Al-Jazeera piece on Native church in Vancouver has the right mix of information and analysis
Here’s another story that proves that Al-Jazeera gets religion.
Most stories one reads about Native Americans in either Canada or the U.S. concentrate on how they’re into peyote, dumping all traces of their colonizers’ faith or were on the short end of abuse from some religious order.
A year I spent living close to the immense Navajo reservation that straddles New Mexico and Arizona showed a more complex story. Many Natives belonged to established denominations that set up mission churches on the reservation. Every summer, revival tents would pop up everywhere. The same is true for Alaska. When I asked a professor in the Native studies department at the university in Fairbanks to get me a speaker who’s into Native religions, she said most Natives attend church.
Which is why this piece about Canadian Native converts to Christianity rings true. It only took a little bit of effort to add some complexity to the reporting.
VANCOUVER, British Columbia -- Inside a cramped, run-down loft in one of this city's poorest neighborhoods, Cheryl Bear Barnetson sits at a communal drum, leading a group of people in song.
The sharp beating of the drum grows louder and faster. She and the other aboriginal singers surrounding it begin to chant.
“Jeeee-sus, Jeeee-sus, Jeeee-sus …”
Although it doesn’t look like a typical house of worship, this place is a church. Bare brick walls surround small coffee tables and chairs.

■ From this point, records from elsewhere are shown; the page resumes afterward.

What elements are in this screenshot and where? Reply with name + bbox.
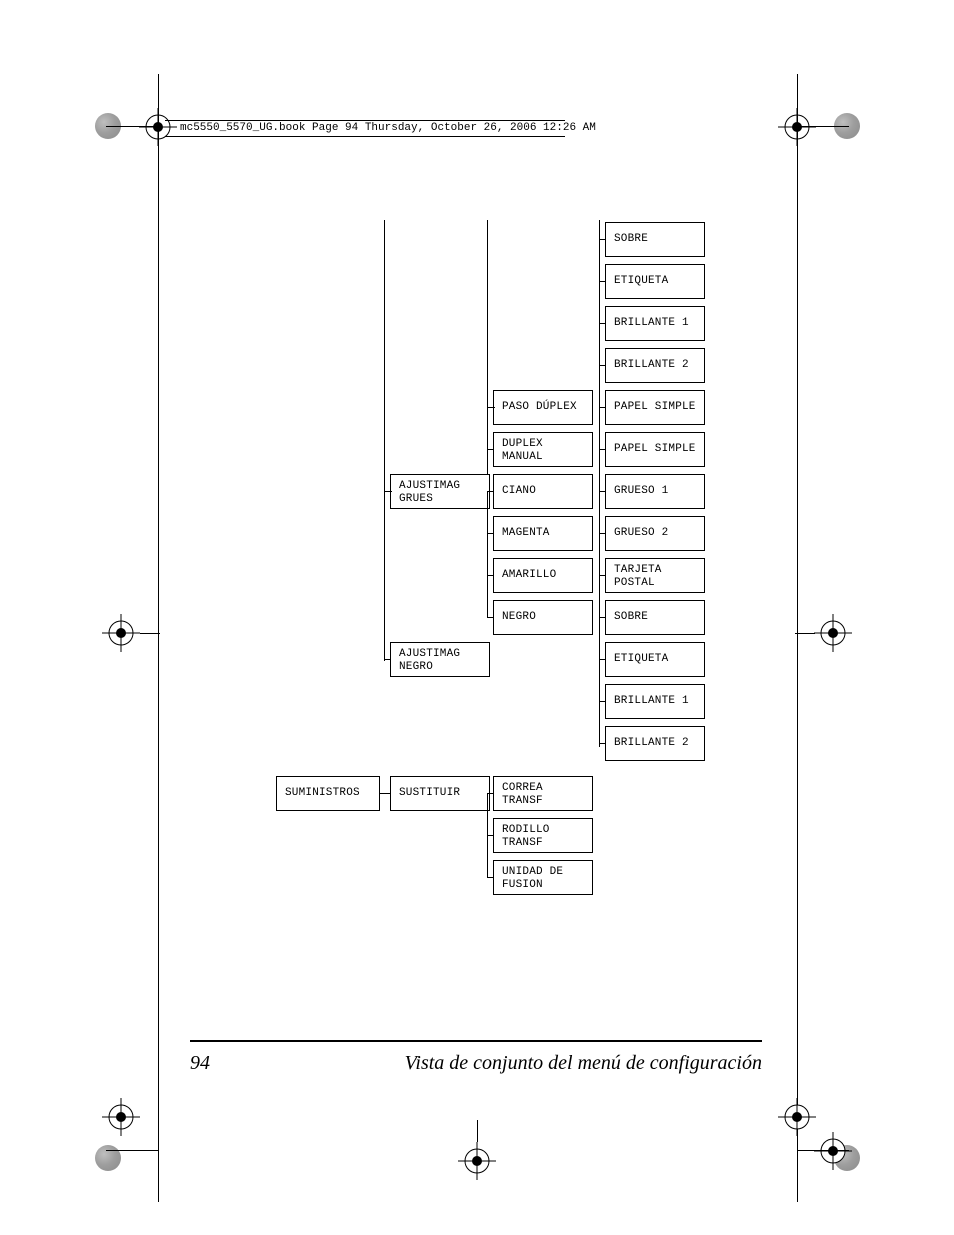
footer-rule: [190, 1040, 762, 1042]
tree-connector: [384, 491, 392, 492]
tree-connector: [380, 793, 390, 794]
menu-item-tarjeta-postal: TARJETA POSTAL: [605, 558, 705, 593]
header-underline: [165, 136, 565, 137]
crop-mark: [158, 1150, 159, 1202]
crop-mark: [106, 1150, 158, 1151]
menu-item-sobre: SOBRE: [605, 222, 705, 257]
menu-item-amarillo: AMARILLO: [493, 558, 593, 593]
menu-item-grueso2: GRUESO 2: [605, 516, 705, 551]
crop-mark: [477, 1120, 478, 1142]
crop-mark: [795, 633, 815, 634]
menu-item-etiqueta: ETIQUETA: [605, 264, 705, 299]
footer-title: Vista de conjunto del menú de configurac…: [405, 1052, 762, 1075]
page-number: 94: [190, 1052, 210, 1075]
crop-mark: [797, 74, 798, 126]
registration-mark-icon: [812, 1130, 854, 1172]
registration-disc: [95, 1145, 121, 1171]
menu-item-correa-transf: CORREA TRANSF: [493, 776, 593, 811]
crop-mark: [140, 633, 160, 634]
header-overline: [165, 120, 565, 121]
menu-item-magenta: MAGENTA: [493, 516, 593, 551]
menu-item-ajustimag-grues: AJUSTIMAG GRUES: [390, 474, 490, 509]
menu-item-brillante2: BRILLANTE 2: [605, 726, 705, 761]
page-root: mc5550_5570_UG.book Page 94 Thursday, Oc…: [0, 0, 954, 1235]
menu-item-sobre: SOBRE: [605, 600, 705, 635]
menu-item-suministros: SUMINISTROS: [276, 776, 380, 811]
menu-item-grueso1: GRUESO 1: [605, 474, 705, 509]
inner-frame-left: [158, 126, 159, 1150]
menu-item-paso-duplex: PASO DÚPLEX: [493, 390, 593, 425]
menu-item-ciano: CIANO: [493, 474, 593, 509]
menu-item-rodillo-transf: RODILLO TRANSF: [493, 818, 593, 853]
menu-item-papel-simple: PAPEL SIMPLE: [605, 390, 705, 425]
menu-item-etiqueta: ETIQUETA: [605, 642, 705, 677]
tree-connector: [487, 407, 495, 408]
crop-mark: [797, 1150, 798, 1202]
inner-frame-right: [797, 126, 798, 1150]
crop-mark: [158, 74, 159, 126]
registration-mark-icon: [456, 1140, 498, 1182]
menu-item-negro: NEGRO: [493, 600, 593, 635]
registration-mark-icon: [100, 612, 142, 654]
registration-mark-icon: [100, 1096, 142, 1138]
menu-item-duplex-manual: DUPLEX MANUAL: [493, 432, 593, 467]
running-head: mc5550_5570_UG.book Page 94 Thursday, Oc…: [180, 122, 596, 134]
menu-item-ajustimag-negro: AJUSTIMAG NEGRO: [390, 642, 490, 677]
menu-item-brillante1: BRILLANTE 1: [605, 306, 705, 341]
tree-connector: [384, 220, 385, 661]
menu-item-papel-simple: PAPEL SIMPLE: [605, 432, 705, 467]
tree-connector: [599, 220, 600, 747]
crop-mark: [797, 126, 849, 127]
crop-mark: [797, 1150, 849, 1151]
menu-item-unidad-fusion: UNIDAD DE FUSION: [493, 860, 593, 895]
tree-connector: [487, 491, 488, 617]
registration-mark-icon: [812, 612, 854, 654]
menu-item-sustituir: SUSTITUIR: [390, 776, 490, 811]
crop-mark: [106, 126, 158, 127]
menu-item-brillante1: BRILLANTE 1: [605, 684, 705, 719]
menu-item-brillante2: BRILLANTE 2: [605, 348, 705, 383]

A large wooden cross is all that distinguishes the space from a 1920s speakeasy.
The gist of this piece is how Street Church, a savvy congregation in Vancouver, B.C., is using aboriginal practices, such as hand drums, smudging (a cleansing ceremony), eagle feathers, talking sticks and other ways to bring Natives into church. It starts with anecdotes from one of the female pastors, then a short history of nearly 100 years abusive practices against Native children who were forced to attend church-run schools across Canada.
The report then quotes a college professor who believes that Street Church’s tactics are deceptive. Most reporters would have left it at that, but this writer adds that several other institutions -- such as substance abuse and trauma treatment centers -- also mix in aboriginal practices but the professor apparently didn’t criticize them.
A story on how First Nations people in Canada are accepting the religion whose followers weren’t always so kind to them in the past might not make it into some media because it doesn’t follow a more typical Natives-as-victims story line. What makes Street Church news is that people are lining up to get in.
Thus, one thing missing was the number of people attending. I would have liked to have seen a quote from an official at the Foursquare Church of Canada, the parent denomination of Street Church, about this success story. The Foursquare folks are Pentecostals, so I’m curious if the indigenous worship at Street Church is Pentecostal as well.
One thing readers may not realize is how tough it is to get interviews in congregations like this. The aforementioned professor in Fairbanks wrote me that “non-Natives tend to have some very skewed and inaccurate ideas about what Native people do or do not believe in and their interest, if they have any, is often voyeuristic and they are looking for shamanism and "magic" of some kind.”
Some Native groups, she added, limit what practitioners can share with the outside world. Thus, it’s harder than it looks for a reporter to get an entrée into this society. Fortunately, Al-Jazeera dug a bit deeper and gave us this glimpse.